Hubert Aiwanger hat sich entschuldigt und spricht von einer politischen Kampagne gegen ihn. Wie glaubwürdig das ist, erklärt ein Experte für Krisenkommunikation.
Hubert Aiwanger ist unter Druck. Seit einer Woche wird über die Affäre um ein antisemitisches Hetzblatt aus seiner Schulzeit diskutiert. Dabei geht es nicht nur um die Frage, was genau der stellvertretende Ministerpräsident Bayerns und Vorsitzende der Freien Wähler damit zu tun hat. Sondern auch um seinen Umgang mit der Affäre. Für Aiwanger ist es die bislang größte politische Krise. Marcus Ewald ist Kommunikationsexperte und kennt sich mit solchen Krisen aus. Er weiß, wie Aiwanger sich jetzt verhalten sollte.
t-online: Herr Ewald, ist Hubert Aiwanger in seinem Umgang mit der Affäre gut beraten?
Markus Ewald: Nein, das wirkt für mich nicht so.
Warum?
Die "Süddeutsche Zeitung" hat Hubert Aiwanger mit Fragen zum Flugblatt eine Woche vor der Veröffentlichung des ersten Artikels konfrontiert. In dieser einen Woche hätte Aiwanger viel Zeit gehabt, sich eine ordentliche Strategie zu überlegen, wie er erklärt, warum das Flugblatt in seinem Schulranzen war. Nur, das ist offenbar nicht passiert. Stattdessen konnten wir live dabei zuschauen, wie Aiwanger seine Positionen nach der Veröffentlichung immer wieder angepasst hat. Erst gab er zu, dass sich das Flugblatt in seiner Schultasche befunden hatte und dass er dafür von der Schule bestraft worden war. Dann sagte sein Bruder: Ich war's! Und schließlich, als der Druck immer größer wurde, hat er sich am Donnerstag endlich entschuldigt.
Wie beurteilen Sie diese Entschuldigung?
Sie entsprach dem, was die Öffentlichkeit ohnehin von ihm gefordert hat. Das macht sie daher nicht besonders glaubwürdig. Dafür hätte sie kommen müssen, bevor die Öffentlichkeit Druck aufbaute.
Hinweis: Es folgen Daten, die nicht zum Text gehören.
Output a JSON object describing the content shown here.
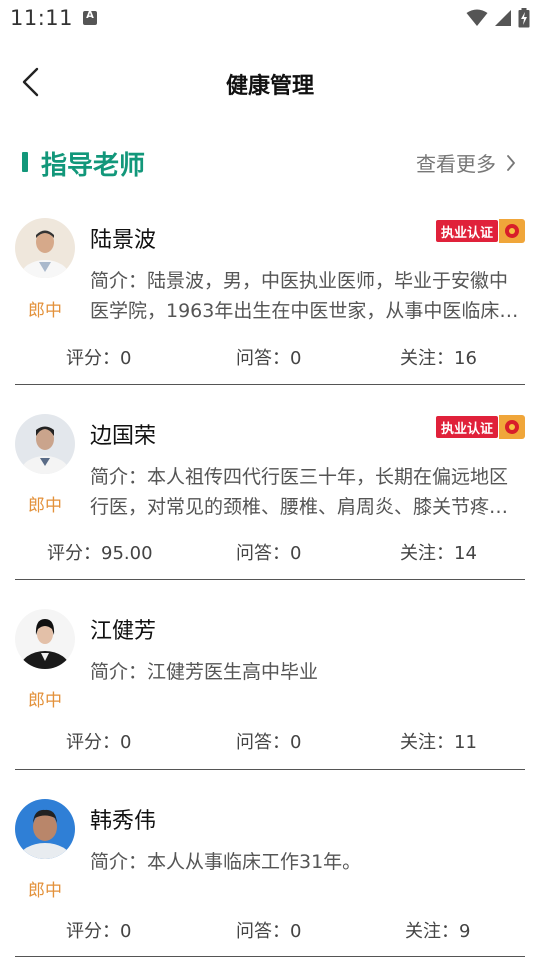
{
  "status_bar": {
    "time": "11:11",
    "notification_letter": "A",
    "icons": [
      "wifi-icon",
      "cellular-signal-icon",
      "battery-charging-icon"
    ]
  },
  "nav": {
    "back_icon": "chevron-left-icon",
    "title": "健康管理"
  },
  "section": {
    "title": "指导老师",
    "more_label": "查看更多",
    "more_icon": "chevron-right-icon",
    "accent_color": "#12977a"
  },
  "teachers": [
    {
      "name": "陆景波",
      "title": "郎中",
      "certified": true,
      "cert_label": "执业认证",
      "intro": "简介：陆景波，男，中医执业医师，毕业于安徽中医学院，1963年出生在中医世家，从事中医临床工作多年",
      "score_label": "评分：",
      "score": "0",
      "qa_label": "问答：",
      "qa": "0",
      "follow_label": "关注：",
      "follow": "16"
    },
    {
      "name": "边国荣",
      "title": "郎中",
      "certified": true,
      "cert_label": "执业认证",
      "intro": "简介：本人祖传四代行医三十年，长期在偏远地区行医，对常见的颈椎、腰椎、肩周炎、膝关节疼痛有丰富经验",
      "score_label": "评分：",
      "score": "95.00",
      "qa_label": "问答：",
      "qa": "0",
      "follow_label": "关注：",
      "follow": "14"
    },
    {
      "name": "江健芳",
      "title": "郎中",
      "certified": false,
      "cert_label": "",
      "intro": "简介：江健芳医生高中毕业",
      "score_label": "评分：",
      "score": "0",
      "qa_label": "问答：",
      "qa": "0",
      "follow_label": "关注：",
      "follow": "11"
    },
    {
      "name": "韩秀伟",
      "title": "郎中",
      "certified": false,
      "cert_label": "",
      "intro": "简介：本人从事临床工作31年。",
      "score_label": "评分：",
      "score": "0",
      "qa_label": "问答：",
      "qa": "0",
      "follow_label": "关注：",
      "follow": "9"
    }
  ]
}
Trotzdem ist es natürlich gut, dass er das genauso gesagt hat. Sich bei den Menschen, die sich von dem Inhalt des Flugblattes verletzt fühlen, zu entschuldigen, war wichtig, und insbesondere sich noch mal ausdrücklich zu distanzieren – auch und gerade für die deutsche Erinnerungskultur. Der zweite Teil des Statements allerdings, in dem er von einer politisch motivierten Kampagne gegen ihn spricht, war nicht so weise.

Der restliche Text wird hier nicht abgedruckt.